A: Acceptance criteria should follow a risk-based decision logic: (1) Collect copy number data from at least 3
GMP batches of MCB to establish a baseline range; (2) Measure copy number for EOPC (passage number that reflects
full production process) for the same three batches, calculate MCB vs EOPC variation; (3) Consider literature
and industry consensus (e.g., ±35% for low copy, ±20-30% for medium-high copy as alert limits); (4) Propose
acceptance criteria in the IND based on the above data (Phase I criteria may be relatively flexible but
scientifically justified, e.g., "EOPC copy number variation relative to MCB ≤2-fold" or "CV ≤30%"). Note:
Absolute copy number may vary between batches, but the MCB vs EOPC variation within a batch is the true
indicator of genetic stability.
Q3: What should be done when copy number results are lower than expected or show high inter-batch variability?

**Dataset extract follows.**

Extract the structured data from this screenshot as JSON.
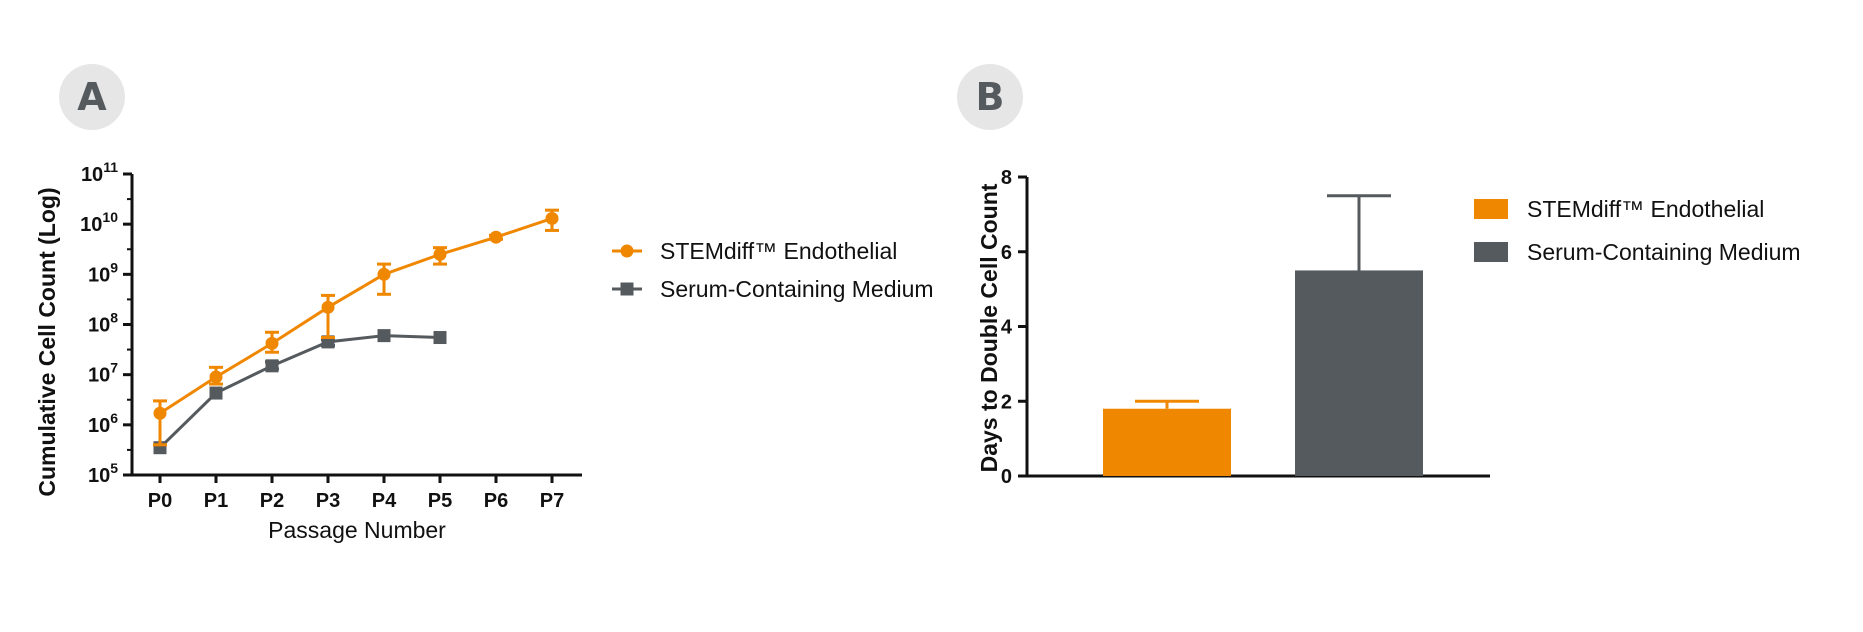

A: Three steps: First, technical investigation – confirm gDNA extraction efficiency (spike recovery), PCR
inhibitors (spike control), and standard curve accuracy (if using qPCR). If using ddPCR/dPCR, check
droplet/microwell generation quality and positive/negative separation. Second, biological investigation –
evaluate consistency of culture conditions (medium, temperature, passage number) for the host strain during MCB
establishment and EOPC sampling; verify whether the plasmid's origin of replication type (pUC ori high copy vs
pSC101 ori low copy) is appropriate for the expression system; confirm absence of plasmid multimers by agarose
gel electrophoresis. Third, decision – if technical and does not affect product quality, correct, retest, and
document the deviation; if genuine biological variation, reassess the genetic stability of the host
strain/plasmid combination – this may require re-cloning or adjusting the maximum passage number in the
production process.
Q4: Is GMP compliance required for plasmid copy number testing?
A: It depends on the purpose. For MCB and EOPC genetic stability testing intended for IND submission, testing
should be performed under GMP-like or GLP conditions to ensure data integrity, traceability, and regulatory
acceptability. Key requirements include: use of validated methods (per ICH Q2), establishment and documentation
of system suitability criteria, use of calibrated instruments, and retention of complete audit trails for raw
data and analysis records. Creative Biogene offers GLP/cGMP-aligned copy number testing services; all methods
are fully validated, and data are directly usable for the CMC section of IND submissions.
* For research use only. Not intended for any clinical use.